Schwache Nachfrage: Öl-Konzerne verdienen weniger

Nach Shell und Total meldet auch Exxon einen deutlichen Gewinn-Rückgang für das erste Quartal. Wegen der Wirtschaftsflaute in vielen Ländern ging die Nachfrage zurück. Daher fuhren die Konzerne die Produktion zurück. Zudem sank der Öl-Preis. Nun wollen sie die Kosten reduzieren.

Die Öl-Branche verdient nicht mehr so viel wie in der Vergangenheit und muss verstärkt auf die Kosten achten. Am Donnerstag teilte der US-Konzern Exxon Mobil mit, der Gewinn sei im ersten Quartal um gut vier Prozent auf 9,1 Milliarden Dollar gesunken. Die europäischen Anbieter Royal Dutch Shell und Total mussten teils noch kräftigere Rückgänge hinnehmen, weil es Einbußen im Raffinerie-Geschäft gab.

Bei Exxon Mobil, dem größten börsennotierten Konzern der Branche, wirkte sich eine um sechs Prozent niedrigere Produktion aus. Außerdem sank der Öl-Preis. Dafür stiegen wegen des kalten Winters in Amerika die Erdgaspreise, in den USA um fast 50 Prozent. Den Ukraine-Konflikt, der zu Sanktionen gegen Russland geführt hat, erwähnte Exxon nicht. Die Amerikaner arbeiten im Flüssiggas-Bereich mit dem Staatskonzern Rosneft zusammen und planen den Bau einer gemeinsamen Anlage im Osten Russlands.

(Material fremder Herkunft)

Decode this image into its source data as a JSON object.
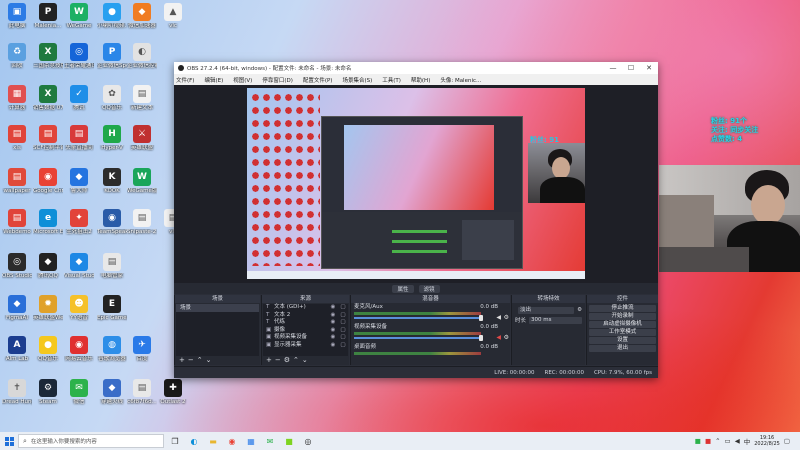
{
  "desktop": {
    "icons": [
      {
        "label": "此电脑",
        "glyph": "▣",
        "color": "#2c7be5"
      },
      {
        "label": "Malenia...",
        "glyph": "P",
        "color": "#222222"
      },
      {
        "label": "WeGame",
        "glyph": "W",
        "color": "#1db064"
      },
      {
        "label": "小喇叭视频…",
        "glyph": "●",
        "color": "#28a0f0"
      },
      {
        "label": "微信加速器",
        "glyph": "◆",
        "color": "#f07c22"
      },
      {
        "label": "vlc",
        "glyph": "▲",
        "color": "#f2f2f2"
      },
      {
        "label": "回收",
        "glyph": "♻",
        "color": "#5aa0e0"
      },
      {
        "label": "三国杀竞技版",
        "glyph": "X",
        "color": "#1f7a3f"
      },
      {
        "label": "王者荣耀通讯录",
        "glyph": "◎",
        "color": "#1565d8"
      },
      {
        "label": "企业微信Spel",
        "glyph": "P",
        "color": "#2a86e8"
      },
      {
        "label": "企业微信控制",
        "glyph": "◐",
        "color": "#e2e2e2"
      },
      {
        "label": "xls",
        "glyph": "▤",
        "color": "#f2f2f2"
      },
      {
        "label": "计算器",
        "glyph": "▦",
        "color": "#e05050"
      },
      {
        "label": "销售数据 0726.xlsx",
        "glyph": "X",
        "color": "#1f7a3f"
      },
      {
        "label": "腾讯",
        "glyph": "✓",
        "color": "#1f8ee8"
      },
      {
        "label": "QQ音乐",
        "glyph": "✿",
        "color": "#e8e8e8"
      },
      {
        "label": "新建文本",
        "glyph": "▤",
        "color": "#f2f2f2"
      },
      {
        "label": "xls",
        "glyph": "▤",
        "color": "#e0443a"
      },
      {
        "label": "SCF控制平台",
        "glyph": "▤",
        "color": "#e0443a"
      },
      {
        "label": "头条直播间",
        "glyph": "▤",
        "color": "#d83a3a"
      },
      {
        "label": "Hyper-V",
        "glyph": "H",
        "color": "#1fa84a"
      },
      {
        "label": "英雄联盟",
        "glyph": "⚔",
        "color": "#c03030"
      },
      {
        "label": "wallpaper",
        "glyph": "▤",
        "color": "#e04a3a"
      },
      {
        "label": "Google Chrome",
        "glyph": "◉",
        "color": "#e94235"
      },
      {
        "label": "鲁大师",
        "glyph": "◆",
        "color": "#2474e0"
      },
      {
        "label": "KOOK",
        "glyph": "K",
        "color": "#2c2c2c"
      },
      {
        "label": "WeGame版",
        "glyph": "W",
        "color": "#19a55a"
      },
      {
        "label": "Webdemo",
        "glyph": "▤",
        "color": "#e0443a"
      },
      {
        "label": "Microsoft Edge",
        "glyph": "e",
        "color": "#0e8fd8"
      },
      {
        "label": "生死狙击2",
        "glyph": "✦",
        "color": "#e2433a"
      },
      {
        "label": "TeamSpeak 3",
        "glyph": "◉",
        "color": "#2a5ca8"
      },
      {
        "label": "Snipaste-2...",
        "glyph": "▤",
        "color": "#f2f2f2"
      },
      {
        "label": "vlc",
        "glyph": "▤",
        "color": "#f2f2f2"
      },
      {
        "label": "OBS Studio",
        "glyph": "◎",
        "color": "#2b2b2b"
      },
      {
        "label": "腾讯QQ",
        "glyph": "◆",
        "color": "#222222"
      },
      {
        "label": "Visual Studio Code",
        "glyph": "◆",
        "color": "#1e88e5"
      },
      {
        "label": "电脑管家",
        "glyph": "▤",
        "color": "#e8e8e8"
      },
      {
        "label": "FigmaAI",
        "glyph": "◆",
        "color": "#2a6fd8"
      },
      {
        "label": "英雄联盟WeGame",
        "glyph": "✹",
        "color": "#e0a12a"
      },
      {
        "label": "YY语音",
        "glyph": "☻",
        "color": "#f5c12a"
      },
      {
        "label": "Epic Games Launcher",
        "glyph": "E",
        "color": "#222222"
      },
      {
        "label": "Alm Lab",
        "glyph": "A",
        "color": "#1b3d8f"
      },
      {
        "label": "QQ音乐",
        "glyph": "●",
        "color": "#f5c81e"
      },
      {
        "label": "网易云音乐",
        "glyph": "◉",
        "color": "#e03030"
      },
      {
        "label": "谷歌浏览器",
        "glyph": "◍",
        "color": "#2d8ee8"
      },
      {
        "label": "百度",
        "glyph": "✈",
        "color": "#2a7ae8"
      },
      {
        "label": "Dread Hunger",
        "glyph": "✝",
        "color": "#d8d8d8"
      },
      {
        "label": "Steam",
        "glyph": "⚙",
        "color": "#1b2838"
      },
      {
        "label": "微信",
        "glyph": "✉",
        "color": "#2cb24b"
      },
      {
        "label": "穿越火线",
        "glyph": "◆",
        "color": "#3a6dc8"
      },
      {
        "label": "c6f87f6d...",
        "glyph": "▤",
        "color": "#e8e8e8"
      },
      {
        "label": "Outlast 2",
        "glyph": "✚",
        "color": "#1a1a1a"
      }
    ]
  },
  "obs": {
    "title": "OBS 27.2.4 (64-bit, windows) - 配置文件: 未命名 - 场景: 未命名",
    "menu": [
      "文件(F)",
      "编辑(E)",
      "视图(V)",
      "停靠窗口(D)",
      "配置文件(P)",
      "场景集合(S)",
      "工具(T)",
      "帮助(H)",
      "头像: Malenic..."
    ],
    "preview_overlay_text": "粉丝: 91",
    "bar_buttons": [
      "属性",
      "滤镜"
    ],
    "docks": {
      "scenes": {
        "title": "场景",
        "items": [
          "场景"
        ]
      },
      "sources": {
        "title": "来源",
        "items": [
          {
            "icon": "T",
            "name": "文本 (GDI+)"
          },
          {
            "icon": "T",
            "name": "文本 2"
          },
          {
            "icon": "T",
            "name": "代练"
          },
          {
            "icon": "▣",
            "name": "摄像"
          },
          {
            "icon": "▣",
            "name": "视频采集设备"
          },
          {
            "icon": "▣",
            "name": "显示器采集"
          }
        ]
      },
      "mixer": {
        "title": "混音器",
        "channels": [
          {
            "name": "麦克风/Aux",
            "db": "0.0 dB"
          },
          {
            "name": "视频采集设备",
            "db": "0.0 dB"
          },
          {
            "name": "桌面音频",
            "db": "0.0 dB"
          }
        ]
      },
      "transitions": {
        "title": "转场特效",
        "type": "淡出",
        "duration_label": "时长",
        "duration": "300 ms"
      },
      "controls": {
        "title": "控件",
        "buttons": [
          "停止推流",
          "开始录制",
          "启动虚拟摄像机",
          "工作室模式",
          "设置",
          "退出"
        ]
      }
    },
    "status": {
      "live": "LIVE: 00:00:00",
      "rec": "REC: 00:00:00",
      "cpu": "CPU: 7.9%, 60.00 fps"
    }
  },
  "stream_overlay": {
    "lines": [
      "粉丝: 91个",
      "关注: 同步关注",
      "点赞数: 4"
    ]
  },
  "taskbar": {
    "search_placeholder": "在这里输入你要搜索的内容",
    "apps": [
      "task-view",
      "edge",
      "explorer",
      "chrome",
      "store",
      "wechat",
      "kook",
      "obs"
    ],
    "time": "19:16",
    "date": "2022/8/25"
  }
}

Shell verdiente in den ersten drei Monaten mit 3,3 Milliarden Euro halb so viel wie im Vorjahreszeitraum, wie das Unternehmen am Mittwoch mitteilte. Der niederländisch-britische Konzern will deshalb sparen. Total verbuchte unter dem Strich einen Gewinnrückgang um zehn Prozent auf 2,4 Milliarden Euro. Auch hier sollen die Kosten verringert werden. Das Unternehmen setzt aber zugleich auf neue Großprojekte in Angola und Brasilien.

Die Branche leidet seit Jahren unter Einbußen bei der Weiterverarbeitung von Erdöl. Wegen der Wirtschaftsflaute in vielen Ländern ging die Nachfrage zurück, und die Raffinerien blieben auf ihren Überkapazitäten sitzen.

Auch wurde wegen des US-Booms bei Schiefer-Öl- und -Gas weniger in das Land exportiert. Doch allmählich zeichne sich in Europa ein Ende der Talfahrt ab, betonte Total-Chef Christophe de Margerie. Im laufenden Quartal werde sich die Ertragslage erholen.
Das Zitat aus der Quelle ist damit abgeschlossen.